Que vous soyez amateur confirmé, musicien, ou simple curieux, ce coffret est pour vous. C’est plus qu’une compilation, c’est un trésor du jazz dans le meilleur de son esprit. Et à petit prix.
AUREN IL S’EST PASSÉ QUELQUE CHOSE – 9 titres
Auren fut d’abord pianiste et guitariste, avant de se consacrer au chant. Elle fut marquée par le groupe Calexico, qui lui réalisa son deuxième disque « Numéro » à Tucson (Arizona). La voici à la tête de son troisième album, réalisé en collaboration avec Nicolas Dufounet, et dont elle a écrit et mis en musique les textes ;  le tout arrangé par Romain Galland. Elle dit « qu’elle s’adresse à la Terre comme à une putain qu’on écrase dans un Monde fini ». Dommage, les paroles des chansons ne sont pas du tout le reflet de cet engagement, si on excepte « Monde fini », très aéré, où elle chante la désespérance :« On aura vu la beauté du monde ». Ajoutons, ce n’est pas rien, qu’elle a fait les premières parties de Vanessa Paradis, Olivia Ruiz et Benjamin Biolay.
Une voix très sage, souvent nostalgique, avec quelque chose de Vanessa Paradis ;  des arrangements simples avec une rythmique mécanique de poids pour entourer  le chant d’Auren.
Elle chante la nuit, l’ennui, le souvenir. « J’ai eu mon heure, on m‘a aimée ». Par contre « Vivante » en duo avec Jeanne Cherhal chante l’espoir, sur des tenues efficaces de l’orchestre « Vois-tu comme je suis vivante…j’ai fain en moi ». Voilà un gage d’avenir pour cette jeune chanteuse.

BT93 – BT2033 – Dragon Accel / Modulator – 11 titres.
BT93 c’est Bernard Tanguy qui a d‘abord passé 10 ans dans le cinéma, il fut même nommé aux César. Dans ce disque il décrypte le milieu du cinéma, et il n’est pas toujours tendre, ni fair play, avec cependant des hommages comme celui à François Truffaut, « François, I miss You », morceau dans lequel il joue avec les titres des films de Truffaut, avec au piano Patrick Goraguer (qu’on trouve sur d’autres morceaux, également batteur et compositeur), le fils d’Alain qui fut l’un des premiers à composer et jouer du rock en France : « Fais moi mal Johnny » avec Boris Vian et Magali Noël.
Bernard Tanguy possède une voix bien timbrée, du charme, il chante parfaitement en place, entouré, encadré par des synthés, quelques effets de chœurs menés par Sainte Victoire, qui a aussi réalisé cet album, et chante agréablement en duo sur « Tu m’as aimé », le plus « chanson » du CD. La rythmique, plutôt basique et mécanique, est du genre Dance-Hall – DJ, mais colle au propos.
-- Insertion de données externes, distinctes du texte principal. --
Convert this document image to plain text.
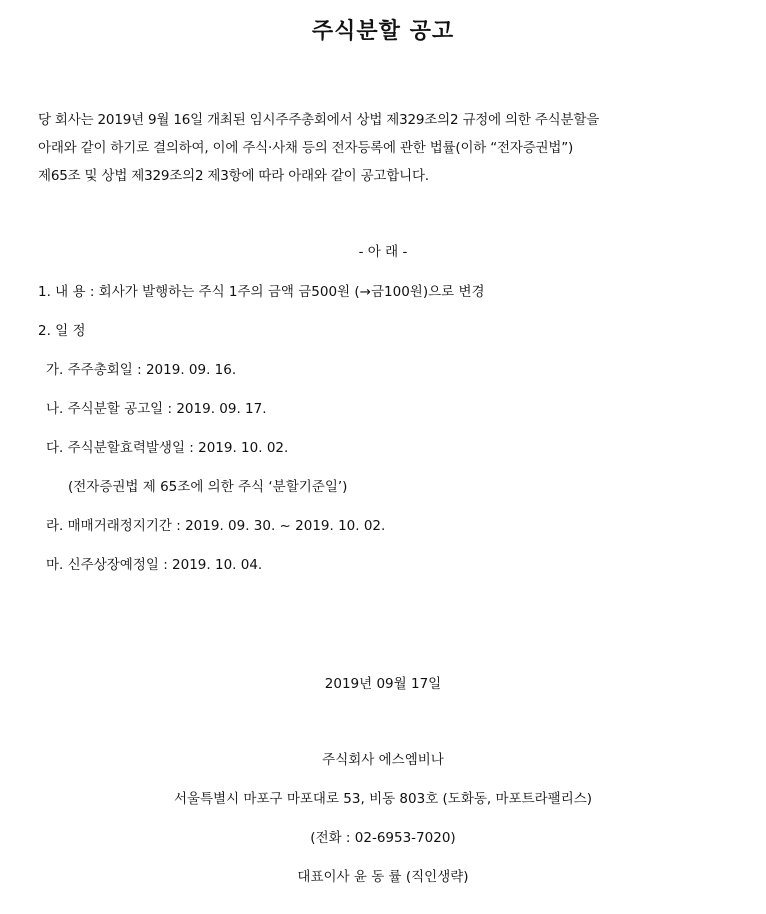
주식분할 공고

당 회사는 2019년 9월 16일 개최된 임시주주총회에서 상법 제329조의2 규정에 의한 주식분할을

아래와 같이 하기로 결의하여, 이에 주식·사채 등의 전자등록에 관한 법률(이하 “전자증권법”)

제65조 및 상법 제329조의2 제3항에 따라 아래와 같이 공고합니다.

- 아 래 -
1. 내 용 : 회사가 발행하는 주식 1주의 금액 금500원 (→금100원)으로 변경
2. 일 정
가. 주주총회일 : 2019. 09. 16.
나. 주식분할 공고일 : 2019. 09. 17.
다. 주식분할효력발생일 : 2019. 10. 02.
(전자증권법 제 65조에 의한 주식 ‘분할기준일’)
라. 매매거래정지기간 : 2019. 09. 30. ~ 2019. 10. 02.
마. 신주상장예정일 : 2019. 10. 04.
2019년 09월 17일
주식회사 에스엠비나
서울특별시 마포구 마포대로 53, 비동 803호 (도화동, 마포트라팰리스)
(전화 : 02-6953-7020)
대표이사 윤 동 률 (직인생략)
L’auteur s’en prend au « CNC » pour ses tonnes de papiers avant d’obtenir quelque chose, ou rien. Et au « Boulet de l’art et essai », en en faisant un clan de l’entre soi (Mais les salles d’art et essai protègent le cinéma et donnent les films en V.O). On traverse divers atmosphères musicales, on se promène à travers des sentiments parfois contradictoires. Tout cela est sérieux mais ne m’enthousiasme pas.
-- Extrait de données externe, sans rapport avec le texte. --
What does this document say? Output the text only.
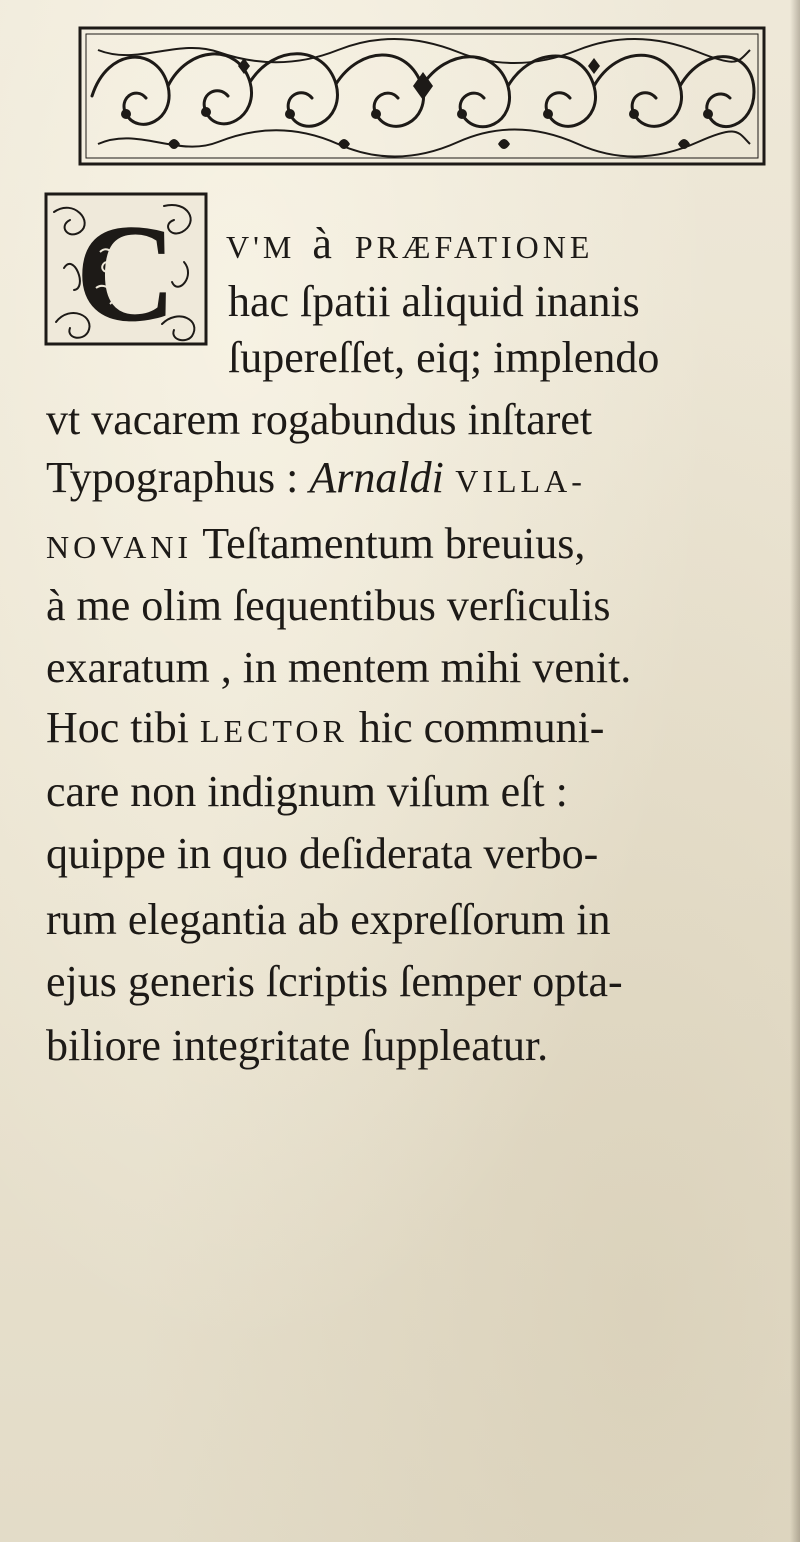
C V'M à PRÆFATIONE
hac ſpatii aliquid inanis
ſupereſſet, eiq; implendo
vt vacarem rogabundus inſtaret
Typographus : Arnaldi VILLA-
NOVANI Teſtamentum breuius,
à me olim ſequentibus verſiculis
exaratum , in mentem mihi venit.
Hoc tibi LECTOR hic communi-
care non indignum viſum eſt :
quippe in quo deſiderata verbo-
rum elegantia ab expreſſorum in
ejus generis ſcriptis ſemper opta-
biliore integritate ſuppleatur.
JEAN-MICHEL PILC – SYMPHONY – Justin Time Records JTR 8632-2 – 10 titres
Jean-Michel Pilc est né à Paris en 1960, maintenant Américain. Il s’est mis au piano après avoir été impressionné par Martial Solal. Il joue et a joué avec une foule de grands noms, dès le début, avec Michel Portal, François Moutin, puis avec Roy Haynes, Michael Brecker, Dave Liebman, Marcus Miller, Biréli Lagrène, John Abercrombie, pour ne citer que les plus connus
En 2021, c’est après avoir assisté au Portugal à l’enregistrement de « Contradicto » du saxophoniste espagnol Xose Miguelez que Jean-Michel Pilc fut inspiré par les conditions parfaites des Studios OJM et la vue d’un magnifique Steinway qu’il se dit qu’il était temps pour lui de réaliser son nouvel album en piano solo. Jean-Michel Pilc : « Uniquement porté par la musique j’ai alors commencé. Lorsque l’inspiration s’installe, vous quittez le monde réel et la musique vous entraîne dans un nouvel univers totalement unique ».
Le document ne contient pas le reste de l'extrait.